Portland City Council Schedules Ban the Box Ordinance Hearing

Posted: March 24, 2015

On Wednesday, March 25, the Portland City Council will discuss a proposed ban the box Ordinance per a request from Portland Mayor Hales. The proposed Ordinance contains language that, if passed, will impact private employers with employees in Portland, Oregon.

Note: It is important to remember that this is a proposed Ordinance and is not yet final. There is no guarantee this Ordinance will pass, and changes may occur to the legislation. Employers hiring in Portland, Oregon are encouraged to track this legislation closely.
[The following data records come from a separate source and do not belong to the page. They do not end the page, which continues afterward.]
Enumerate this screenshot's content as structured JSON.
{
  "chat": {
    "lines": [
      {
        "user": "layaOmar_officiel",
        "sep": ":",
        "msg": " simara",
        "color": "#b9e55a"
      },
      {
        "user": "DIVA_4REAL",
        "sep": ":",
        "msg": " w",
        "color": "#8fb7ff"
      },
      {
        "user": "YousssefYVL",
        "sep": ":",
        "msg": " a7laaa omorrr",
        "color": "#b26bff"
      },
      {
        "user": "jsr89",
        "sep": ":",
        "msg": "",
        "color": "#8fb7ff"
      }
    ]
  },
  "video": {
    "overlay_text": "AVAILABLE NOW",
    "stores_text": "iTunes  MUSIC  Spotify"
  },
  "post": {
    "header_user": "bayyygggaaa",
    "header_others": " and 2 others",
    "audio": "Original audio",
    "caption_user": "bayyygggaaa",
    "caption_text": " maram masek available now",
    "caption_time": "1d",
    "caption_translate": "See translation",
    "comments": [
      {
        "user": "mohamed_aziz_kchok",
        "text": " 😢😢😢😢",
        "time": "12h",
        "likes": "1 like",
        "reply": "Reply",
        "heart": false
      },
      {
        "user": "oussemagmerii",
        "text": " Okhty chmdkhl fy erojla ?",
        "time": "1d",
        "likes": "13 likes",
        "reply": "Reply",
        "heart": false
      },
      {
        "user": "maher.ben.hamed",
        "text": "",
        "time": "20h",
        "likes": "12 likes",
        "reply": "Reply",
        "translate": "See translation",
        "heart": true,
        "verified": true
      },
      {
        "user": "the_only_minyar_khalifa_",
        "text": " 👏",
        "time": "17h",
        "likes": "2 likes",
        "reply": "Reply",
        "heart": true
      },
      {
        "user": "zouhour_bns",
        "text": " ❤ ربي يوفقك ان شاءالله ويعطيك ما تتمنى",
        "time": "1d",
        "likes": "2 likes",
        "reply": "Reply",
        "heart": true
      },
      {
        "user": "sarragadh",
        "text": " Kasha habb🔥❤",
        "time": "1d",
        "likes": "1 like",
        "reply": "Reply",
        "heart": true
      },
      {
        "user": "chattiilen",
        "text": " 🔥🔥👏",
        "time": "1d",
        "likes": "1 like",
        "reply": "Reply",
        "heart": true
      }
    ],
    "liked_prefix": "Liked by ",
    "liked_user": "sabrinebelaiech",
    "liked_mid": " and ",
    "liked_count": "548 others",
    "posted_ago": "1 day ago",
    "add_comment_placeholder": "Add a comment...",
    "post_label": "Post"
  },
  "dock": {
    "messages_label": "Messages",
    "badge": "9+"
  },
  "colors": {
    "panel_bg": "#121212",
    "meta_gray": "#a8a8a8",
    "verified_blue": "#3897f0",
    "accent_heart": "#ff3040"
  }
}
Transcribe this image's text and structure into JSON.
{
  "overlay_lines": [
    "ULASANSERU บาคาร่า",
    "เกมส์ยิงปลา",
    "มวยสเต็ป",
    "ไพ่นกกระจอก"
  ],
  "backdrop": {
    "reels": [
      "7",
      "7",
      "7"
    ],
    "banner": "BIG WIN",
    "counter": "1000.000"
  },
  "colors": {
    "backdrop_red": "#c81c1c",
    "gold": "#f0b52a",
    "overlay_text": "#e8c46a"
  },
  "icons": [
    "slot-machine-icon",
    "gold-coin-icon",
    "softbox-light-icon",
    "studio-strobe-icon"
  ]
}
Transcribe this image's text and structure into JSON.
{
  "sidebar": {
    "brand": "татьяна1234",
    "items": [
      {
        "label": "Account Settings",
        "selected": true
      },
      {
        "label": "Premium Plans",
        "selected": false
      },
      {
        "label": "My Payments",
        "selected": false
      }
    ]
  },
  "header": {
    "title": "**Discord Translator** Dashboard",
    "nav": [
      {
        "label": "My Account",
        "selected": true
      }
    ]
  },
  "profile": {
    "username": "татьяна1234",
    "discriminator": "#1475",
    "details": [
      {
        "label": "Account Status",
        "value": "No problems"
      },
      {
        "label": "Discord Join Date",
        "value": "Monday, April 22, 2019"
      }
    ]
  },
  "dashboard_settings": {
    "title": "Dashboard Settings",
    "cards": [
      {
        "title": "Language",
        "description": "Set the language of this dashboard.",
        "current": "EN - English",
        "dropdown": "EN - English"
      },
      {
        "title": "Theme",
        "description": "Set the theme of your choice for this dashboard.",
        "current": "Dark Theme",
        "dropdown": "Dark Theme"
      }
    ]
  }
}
As outlined in the proposed Ordinance, “employer” includes any person or entity that employs six or more employees within the city of Portland. “Employment” includes seasonal, temporary or contracted work, work through the services of a temporary or other employment agency, or any form of vocational or educational training, with or without pay.

The proposed Ordinance prohibits covered employers from considering an individual’s criminal history until after a conditional offer of employment has been extended. An employer may only rescind the conditional offer or take another “adverse employment action”[1] based upon the individual’s criminal history if the employer makes a good faith determination that the criminal history has a direct relationship to the individual’s ability to perform the duties and responsibilities of the position.

In order to make this good faith determination, the proposed Ordinance requires employers to conduct an individualized assessment considering: the nature and gravity of the offense, the time that has elapsed since the offense took place and the nature of the employment held or sought. If an individual voluntarily discloses during an interview any information regarding his/her criminal history, the employer must still conduct the required individualized assessment.

Further, the proposed Ordinance would mandate specific adverse action protocol if an employer decides to make an adverse employment decision after conducting an individualized assessment. This protocol includes providing a written notice of the adverse employment decision (hand delivered, emailed or mailed). This written notice must include a written copy of the criminal history report used to make the decision in addition to a note describing the individual’s right to request reconsideration of the decision based on any mitigating factors and to offer evidence of rehabilitation within two business days of the notice. Further, the written notice must notify the individual of the right to file an administrative complaint within the City of Portland and the time limit for doing so.

If an individual requests reconsideration in a timely manner, the employer has two business days to reconsider the adverse employment decision and must conduct a secondary individualized assessment of any relevant evidence provided by the individual including (but not limited to): the number of offenses committed, the length and consistency of employment history before and after the conduct, and the individual’s successful participating in rehabilitation efforts. If no further change to the adverse employment decision is made, the decision becomes final after four business days following the initial written notice.

In addition, the proposed Ordinance prohibits the employer from considering: arrests not leading to a conviction (except if the case is pending or unresolved), convictions that have been expunged or judicially voided or charges that have been resolved through the completion of a diversion or deferral of judgment program.

[1] As defined in the proposed Ordinance, an adverse employment action means to discharge a person, or decline to hire or promote a person, or to revoke a person’s Conditional Offer of Employment.